Berenson noted in his Oct. 2 Substack post that the Taiwanese authors’ June study has received little attention, despite the vaccine safety signals it contains.
In addition to finding that the link between COVID-19 infection and asthma was stronger in kids who got a COVID-19 shot, the study authors found that children who received a COVID-19 shot were 6 times more likely to die during the next year than kids who didn’t get a COVID-19 shot.
The most likely explanation for the difference is that the kids in the vaccinated cohort were sicker to begin with, compared to the unvaccinated. For instance, the kids in the vaccinated cohort had higher rates of diabetes and psychiatric disorders, according to Berenson who reviewed the study.
“Nonetheless,” Berenson wrote, “the gap is large enough that in any sane world researchers at the Centers for Disease Control and elsewhere would be following it up, if only to rule it out and figure out if other databases have any similar signals.”
The Taiwanese authors noted in their June study that other recent studies have also found a link between viral infections — including COVID-19 — and asthma.
However, there is still scientific debate about the degree to which that may occur in children.

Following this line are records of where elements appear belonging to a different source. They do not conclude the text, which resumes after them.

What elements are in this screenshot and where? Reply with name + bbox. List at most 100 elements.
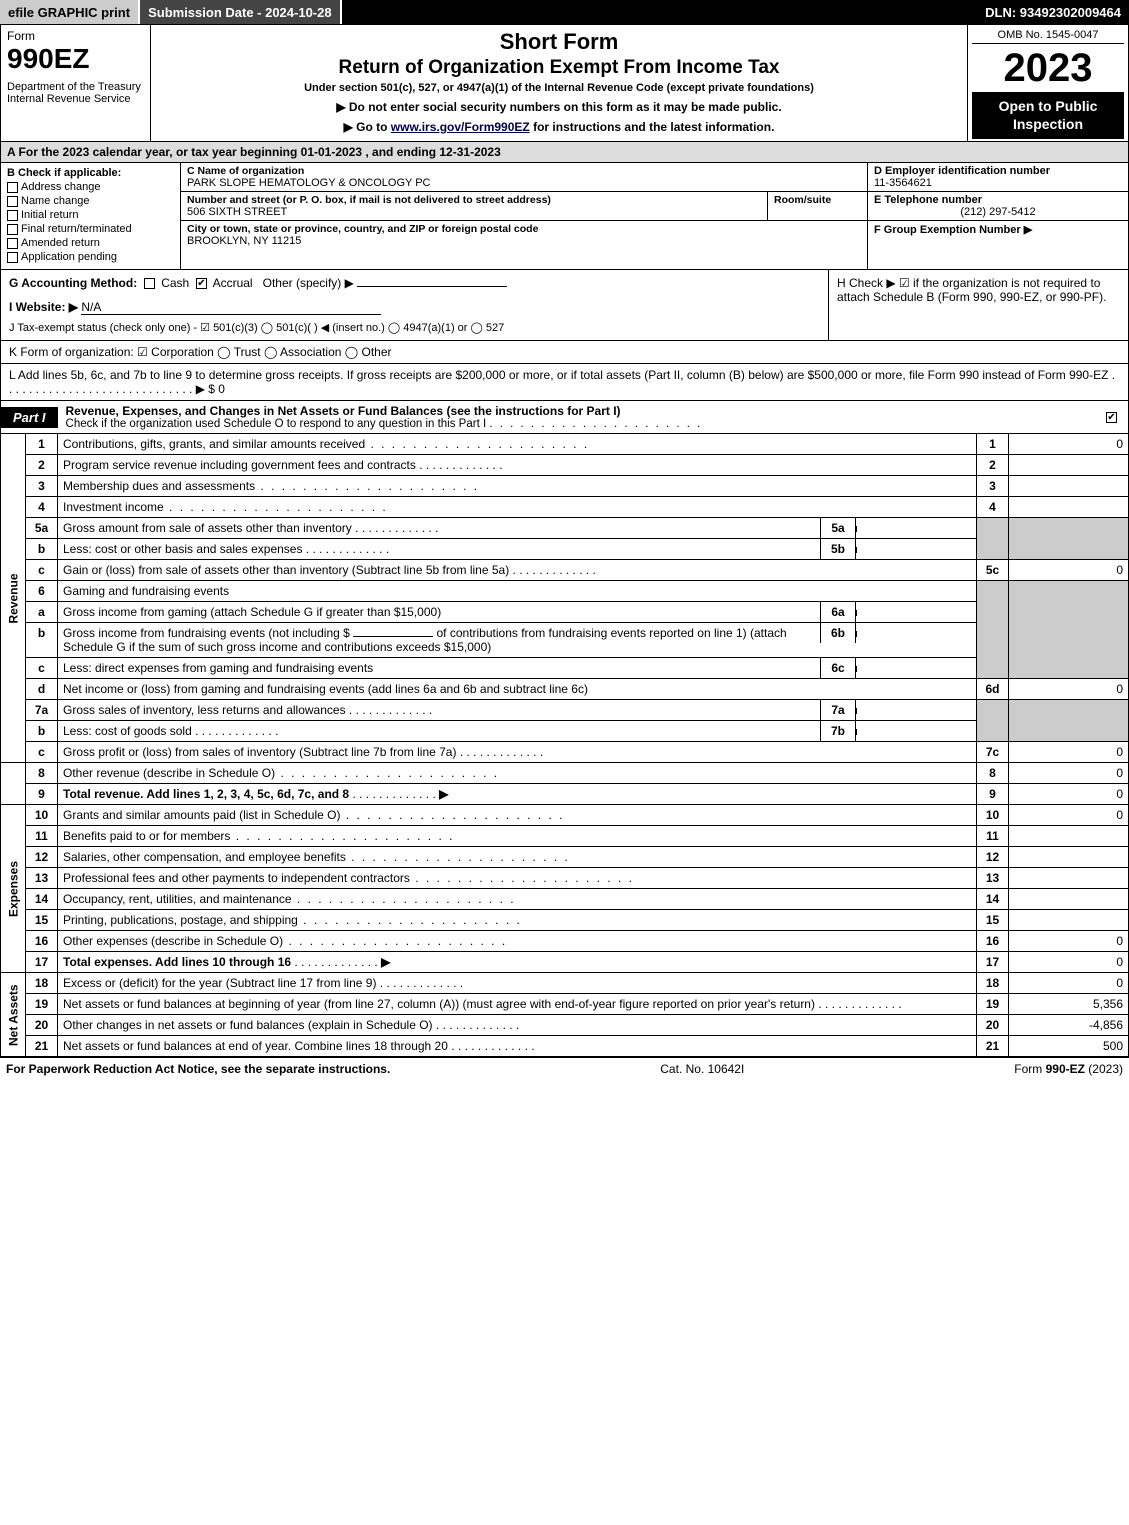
l6b-num: b: [26, 623, 58, 658]
l9-num: 9: [26, 784, 58, 805]
l17-amt: 0: [1009, 952, 1129, 973]
footer-right: Form 990-EZ (2023): [1014, 1062, 1123, 1076]
l13-num: 13: [26, 868, 58, 889]
topbar: efile GRAPHIC print Submission Date - 20…: [0, 0, 1129, 24]
l2-amt: [1009, 455, 1129, 476]
irs-label: Internal Revenue Service: [7, 93, 144, 105]
org-city: BROOKLYN, NY 11215: [187, 235, 861, 247]
l3-amt: [1009, 476, 1129, 497]
l15-amt: [1009, 910, 1129, 931]
irs-link[interactable]: www.irs.gov/Form990EZ: [391, 120, 530, 134]
l6b-desc: Gross income from fundraising events (no…: [58, 623, 977, 658]
l5a-desc: Gross amount from sale of assets other t…: [58, 518, 977, 539]
dept-treasury: Department of the Treasury: [7, 81, 144, 93]
l18-num: 18: [26, 973, 58, 994]
l6-desc: Gaming and fundraising events: [58, 581, 977, 602]
l9-desc: Total revenue. Add lines 1, 2, 3, 4, 5c,…: [58, 784, 977, 805]
l7c-amt: 0: [1009, 742, 1129, 763]
c-addr-label: Number and street (or P. O. box, if mail…: [187, 194, 767, 206]
form-number: 990EZ: [7, 43, 144, 75]
f-row: F Group Exemption Number ▶: [868, 221, 1128, 238]
l15-num: 15: [26, 910, 58, 931]
check-application-pending[interactable]: Application pending: [7, 251, 174, 263]
revenue-section-cont: [1, 763, 26, 805]
check-initial-return[interactable]: Initial return: [7, 209, 174, 221]
telephone: (212) 297-5412: [874, 206, 1122, 218]
l13-amt: [1009, 868, 1129, 889]
l7b-desc: Less: cost of goods sold7b: [58, 721, 977, 742]
l21-desc: Net assets or fund balances at end of ye…: [58, 1036, 977, 1057]
l1-rn: 1: [977, 434, 1009, 455]
l7c-rn: 7c: [977, 742, 1009, 763]
part1-header: Part I Revenue, Expenses, and Changes in…: [0, 401, 1129, 434]
org-street: 506 SIXTH STREET: [187, 206, 767, 218]
org-name: PARK SLOPE HEMATOLOGY & ONCOLOGY PC: [187, 177, 861, 189]
l1-amt: 0: [1009, 434, 1129, 455]
l16-num: 16: [26, 931, 58, 952]
l11-amt: [1009, 826, 1129, 847]
tax-year: 2023: [972, 44, 1124, 92]
l5c-num: c: [26, 560, 58, 581]
check-cash[interactable]: [144, 278, 155, 289]
l4-rn: 4: [977, 497, 1009, 518]
e-row: E Telephone number (212) 297-5412: [868, 192, 1128, 221]
note2-pre: ▶ Go to: [344, 120, 391, 134]
note-ssn: ▶ Do not enter social security numbers o…: [161, 100, 957, 114]
check-address-change[interactable]: Address change: [7, 181, 174, 193]
l9-amt: 0: [1009, 784, 1129, 805]
note-link: ▶ Go to www.irs.gov/Form990EZ for instru…: [161, 120, 957, 134]
l7c-desc: Gross profit or (loss) from sales of inv…: [58, 742, 977, 763]
l8-amt: 0: [1009, 763, 1129, 784]
l7ab-rn-grey: [977, 700, 1009, 742]
col-gij: G Accounting Method: Cash ✔ Accrual Othe…: [1, 270, 828, 340]
l3-desc: Membership dues and assessments: [58, 476, 977, 497]
l3-rn: 3: [977, 476, 1009, 497]
row-j: J Tax-exempt status (check only one) - ☑…: [9, 321, 820, 334]
l2-rn: 2: [977, 455, 1009, 476]
check-accrual[interactable]: ✔: [196, 278, 207, 289]
row-g: G Accounting Method: Cash ✔ Accrual Othe…: [9, 276, 820, 290]
check-name-change[interactable]: Name change: [7, 195, 174, 207]
l19-amt: 5,356: [1009, 994, 1129, 1015]
l12-desc: Salaries, other compensation, and employ…: [58, 847, 977, 868]
part1-title: Revenue, Expenses, and Changes in Net As…: [58, 401, 1098, 433]
page-footer: For Paperwork Reduction Act Notice, see …: [0, 1057, 1129, 1080]
row-a-text: A For the 2023 calendar year, or tax yea…: [7, 145, 501, 159]
form-word: Form: [7, 29, 144, 43]
l6-num: 6: [26, 581, 58, 602]
l11-num: 11: [26, 826, 58, 847]
section-bcdef: B Check if applicable: Address change Na…: [0, 163, 1129, 270]
check-amended-return[interactable]: Amended return: [7, 237, 174, 249]
l7a-num: 7a: [26, 700, 58, 721]
subtitle: Under section 501(c), 527, or 4947(a)(1)…: [161, 82, 957, 94]
header-center: Short Form Return of Organization Exempt…: [151, 25, 968, 141]
row-h: H Check ▶ ☑ if the organization is not r…: [837, 276, 1120, 304]
revenue-section-label: Revenue: [1, 434, 26, 763]
col-c: C Name of organization PARK SLOPE HEMATO…: [181, 163, 868, 269]
public-inspection-badge: Open to Public Inspection: [972, 92, 1124, 139]
l12-num: 12: [26, 847, 58, 868]
col-h: H Check ▶ ☑ if the organization is not r…: [828, 270, 1128, 340]
efile-print[interactable]: efile GRAPHIC print: [0, 0, 140, 24]
form-header: Form 990EZ Department of the Treasury In…: [0, 24, 1129, 142]
l5c-desc: Gain or (loss) from sale of assets other…: [58, 560, 977, 581]
l12-amt: [1009, 847, 1129, 868]
check-final-return[interactable]: Final return/terminated: [7, 223, 174, 235]
l13-rn: 13: [977, 868, 1009, 889]
l14-amt: [1009, 889, 1129, 910]
l1-num: 1: [26, 434, 58, 455]
e-label: E Telephone number: [874, 194, 1122, 206]
l7c-num: c: [26, 742, 58, 763]
l20-desc: Other changes in net assets or fund bala…: [58, 1015, 977, 1036]
part1-schedule-o-check[interactable]: ✔: [1098, 410, 1128, 424]
part1-table: Revenue 1 Contributions, gifts, grants, …: [0, 434, 1129, 1057]
row-i: I Website: ▶ N/A: [9, 300, 820, 315]
submission-date: Submission Date - 2024-10-28: [140, 0, 342, 24]
l10-amt: 0: [1009, 805, 1129, 826]
ein: 11-3564621: [874, 177, 1122, 189]
l5ab-rn-grey: [977, 518, 1009, 560]
l7b-num: b: [26, 721, 58, 742]
section-ghij: G Accounting Method: Cash ✔ Accrual Othe…: [0, 270, 1129, 341]
l19-num: 19: [26, 994, 58, 1015]
part1-sub: Check if the organization used Schedule …: [66, 418, 1090, 430]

A 2022 study published in BMC Infectious Diseases that analyzed roughly 70 kids hospitalized for COVID-19 reported that 41.5% had asthma-like symptoms when discharged. Less than 16% of those children had a history of asthma when admitted to the hospital. The study did not report vaccination status.
However, an April study published in Pediatrics involving almost 30,000 children concluded that testing positive for COVID-19 wasn’t associated with a new asthma diagnosis within 18 months of the infection.
The Defender reached out to the Taiwanese study’s corresponding author but did not receive a response by the deadline.
This article was updated to clarify that the June study’s main comparison was between kids who had had a COVID-19 infection and kids who hadn’t, regardless of COVID-19 vaccination status.